State of South Carolina Constitutional Convention
December 17 - 20, 1860

On the 5th day of November, 1860, the Legislature of South Carolina convened in extra session at Columbia in compliance with the proclamation of Governor Gist. This extra session was called ostensibly for the purpose of appointing electors of President and Vice-President, in conformity with the Act of Congress, which fixed the time when these electors were to be appointed on a day when the Legislature of the State was not in session. In his message to this Legislature,Governor Gist uses the following language:

Under ordinary circumstances, your duty could be soon discharged by the election of electors representing the choice of the people of the State: but in view of the threatening aspect of affairs, and the strong probability of the election to the presidency of a sectional candidate by a party committed to the support of measures which, if carried out, will inevitably destroy our equality in the Union, and ultimately reduce the Southern States to mere provinces of consolidated despotism, to be governed by a fixed majority of Congress, hostile to our institutions, and fatally bent upon our ruin, I would respectfully suggest that the Legislature remain in session and take such actions as will prepare the State for any emergency that may arise. That an expression of the will of the people may be obtained on a question involving such momentous consequences, I would earnestly recommend that in the event of the election of Abraham Lincoln to the presidency, a convention of the people of this State be immediately called to consider and determine the "mode and measure of redress."

The success of Mr.
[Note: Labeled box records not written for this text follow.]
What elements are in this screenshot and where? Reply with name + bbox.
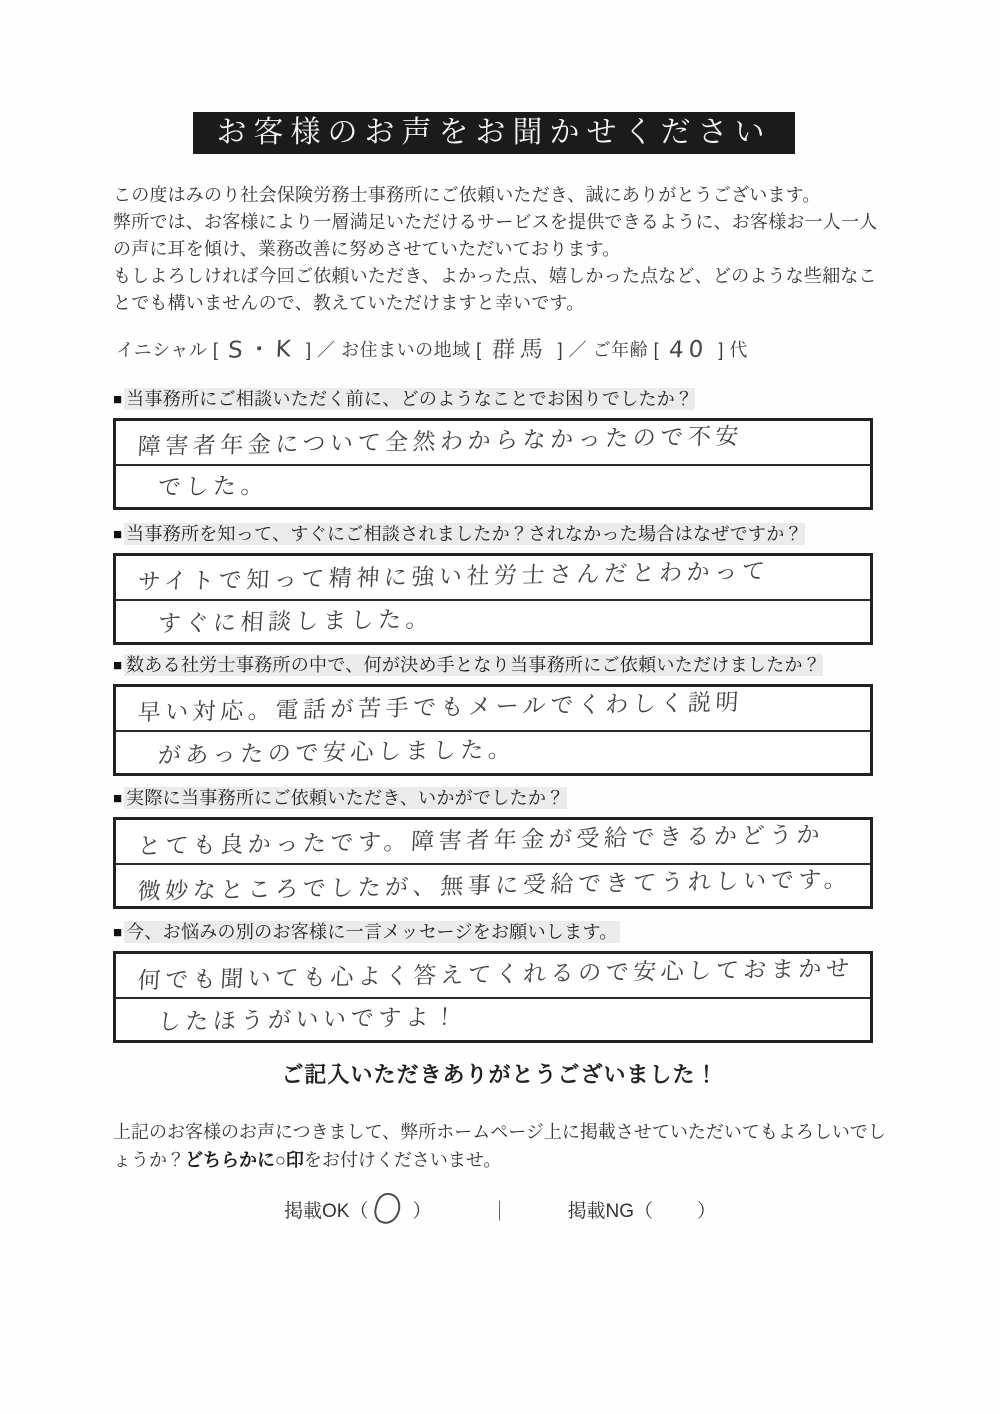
form-title-banner: お客様のお声をお聞かせください xyxy=(193,112,795,154)
handwritten-answer: 早い対応。電話が苦手でもメールでくわしく説明 xyxy=(137,689,744,727)
handwritten-answer: 微妙なところでしたが、無事に受給できてうれしいです。 xyxy=(136,866,853,906)
handwritten-answer: すぐに相談しました。 xyxy=(157,606,434,638)
answer-line-2 xyxy=(116,599,870,642)
answer-line-2 xyxy=(116,464,870,507)
question-section-2 xyxy=(113,520,873,645)
question-label xyxy=(113,918,873,944)
answer-line-2 xyxy=(116,863,870,906)
answer-line-1 xyxy=(116,820,870,863)
question-label xyxy=(113,651,873,677)
handwritten-answer: があったので安心しました。 xyxy=(157,736,517,770)
profile-row xyxy=(116,332,896,368)
answer-line-1 xyxy=(116,556,870,599)
answer-line-2 xyxy=(116,730,870,773)
intro-paragraph-3: もしよろしければ今回ご依頼いただき、よかった点、嬉しかった点など、どのような些細なことでも構いませんので、教えていただけますと幸いです。 xyxy=(113,266,877,313)
answer-box xyxy=(113,684,873,776)
answer-line-1 xyxy=(116,687,870,730)
paren-open: （ xyxy=(633,1200,653,1222)
question-label xyxy=(113,385,873,411)
answer-box xyxy=(113,951,873,1043)
handwritten-answer: 何でも聞いても心よく答えてくれるので安心しておまかせ xyxy=(136,955,855,995)
publish-permission-text xyxy=(113,1118,893,1174)
square-bullet-icon: ■ xyxy=(113,391,123,408)
publish-ng-label: 掲載NG xyxy=(567,1200,634,1222)
question-label xyxy=(113,784,873,810)
answer-line-2 xyxy=(116,997,870,1040)
question-section-4 xyxy=(113,784,873,909)
age-suffix: ] 代 xyxy=(718,340,748,360)
age-label: ] ／ ご年齢 [ xyxy=(557,340,660,360)
intro-text xyxy=(113,182,891,317)
permission-text-before: 上記のお客様のお声につきまして、弊所ホームページ上に掲載させていただいてもよろしいでしょうか？ xyxy=(113,1122,886,1170)
square-bullet-icon: ■ xyxy=(113,657,123,674)
square-bullet-icon: ■ xyxy=(113,790,123,807)
permission-text-bold: どちらかに○印 xyxy=(185,1150,304,1170)
paren-close: ） xyxy=(697,1200,717,1222)
handwritten-answer: とても良かったです。障害者年金が受給できるかどうか xyxy=(136,822,825,860)
answer-line-1 xyxy=(116,421,870,464)
paren-close: ） xyxy=(412,1200,432,1222)
answer-box xyxy=(113,817,873,909)
intro-paragraph-2: 弊所では、お客様により一層満足いただけるサービスを提供できるように、お客様お一人一人の声に耳を傾け、業務改善に努めさせていただいております。 xyxy=(113,212,878,259)
question-text: 当事務所を知って、すぐにご相談されましたか？されなかった場合はなぜですか？ xyxy=(126,524,803,544)
region-value: 群馬 xyxy=(490,336,549,364)
publish-ng-option xyxy=(567,1192,716,1226)
divider-bar: ｜ xyxy=(489,1200,510,1223)
handwritten-answer: したほうがいいですよ！ xyxy=(157,1004,462,1036)
permission-text-after: をお付けくださいませ。 xyxy=(303,1150,502,1170)
square-bullet-icon: ■ xyxy=(113,924,123,941)
handwritten-answer: サイトで知って精神に強い社労士さんだとわかって xyxy=(137,558,770,596)
question-section-1 xyxy=(113,385,873,510)
answer-line-1 xyxy=(116,954,870,997)
question-text: 今、お悩みの別のお客様に一言メッセージをお願いします。 xyxy=(126,922,618,942)
publish-choice-row xyxy=(0,1192,1000,1226)
handwritten-answer: でした。 xyxy=(157,473,269,501)
publish-ok-option xyxy=(284,1192,431,1226)
answer-box xyxy=(113,553,873,645)
thanks-heading: ご記入いただきありがとうございました！ xyxy=(281,1062,719,1087)
answer-box xyxy=(113,418,873,510)
question-text: 当事務所にご相談いただく前に、どのようなことでお困りでしたか？ xyxy=(126,389,694,409)
initial-value: S・K xyxy=(227,336,297,364)
handwritten-circle-mark xyxy=(372,1190,404,1226)
ng-mark-slot xyxy=(653,1192,697,1226)
publish-ok-label: 掲載OK xyxy=(283,1200,350,1222)
paren-open: （ xyxy=(349,1200,369,1222)
intro-paragraph-1: この度はみのり社会保険労務士事務所にご依頼いただき、誠にありがとうございます。 xyxy=(113,185,821,205)
question-section-5 xyxy=(113,918,873,1043)
handwritten-answer: 障害者年金について全然わからなかったので不安 xyxy=(137,423,744,461)
region-label: ] ／ お住まいの地域 [ xyxy=(306,340,482,360)
question-section-3 xyxy=(113,651,873,776)
question-text: 数ある社労士事務所の中で、何が決め手となり当事務所にご依頼いただけましたか？ xyxy=(126,655,822,675)
age-value: 40 xyxy=(668,336,710,364)
square-bullet-icon: ■ xyxy=(113,526,123,543)
initial-label: イニシャル [ xyxy=(116,340,219,360)
question-text: 実際に当事務所にご依頼いただき、いかがでしたか？ xyxy=(126,788,565,808)
question-label xyxy=(113,520,873,546)
ok-mark-slot xyxy=(368,1192,412,1226)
Lincoln in being elected to the presidency having been announced, resolutions were introduced in the House, and also in the Senate, declaring it to be the duty of South Carolina to withdraw from the Federal Union, and that for this purpose a convention of the people should be called to assemble at an early day.

In compliance with the provisions of these resolutions, delegates from the several districts and parishes of the State were elected, who assembled in convention at Columbia, on the 17th day of December, 1860.

Upon the organization of the convention Honorable David F. Jamison was chosen president. Without delay such committees were appointed by him as were necessary to formulate the work of the convention. Most important among these was the committee to which was entrusted the duty of drafting an ordinance of secession of South Carolina from the Federal Union. The committee was composed of the following: John A. Inglis, R.B. Rhett, James Chesnut, Jr., James L. Orr, Maxcy Gregg, B.F. Dunkin and W.H. Hutson. They drafted an ordinance and submitted it to the convention, which adopted it unanimously on the 20th day of December, under the head of Ordinance of Secession.


ORDINANCE OF SECESSION

December 20, 1860
Vote of Convention: Unanimous

At a convention of the people of the State of South Carolina, begun and holden at Columbia on the 17th day of December, in the year of our Lord one thousand eight hundred and sixty, and thence continued by adjournment to Charleston, and there, by divers adjournments, to the 20th day of December in the same year:

An Ordinance to dissolve the union between the State of South Carolina and other States united with her under the compact entitled The Constitution of the United States of America.

We, the people of the State of South Carolina, in convention assembled, do declare and ordain, and it is hereby declared and ordained, That the ordinance adopted by us in convention on the twenty-third day of May, in the year of our Lord one thousand seven hundred and eighty-eight, whereby the Constitution of the United States of America was ratified, and also all acts and parts of acts of the General Assembly of this State ratifying amendments of the said Constitution, are hereby repealed; and that the union now subsisting between South Carolina and other States, under the name of the "United States of America," is hereby dissolved. Done at Charleston the 20th day of December, in the year of our Lord one thousand eight hundred and sixty. D.F. Jamison: Delegate from Barnwell and President of the Convention, and others.

Attest: Benjamin F. Arthur, Clerk of the Convention.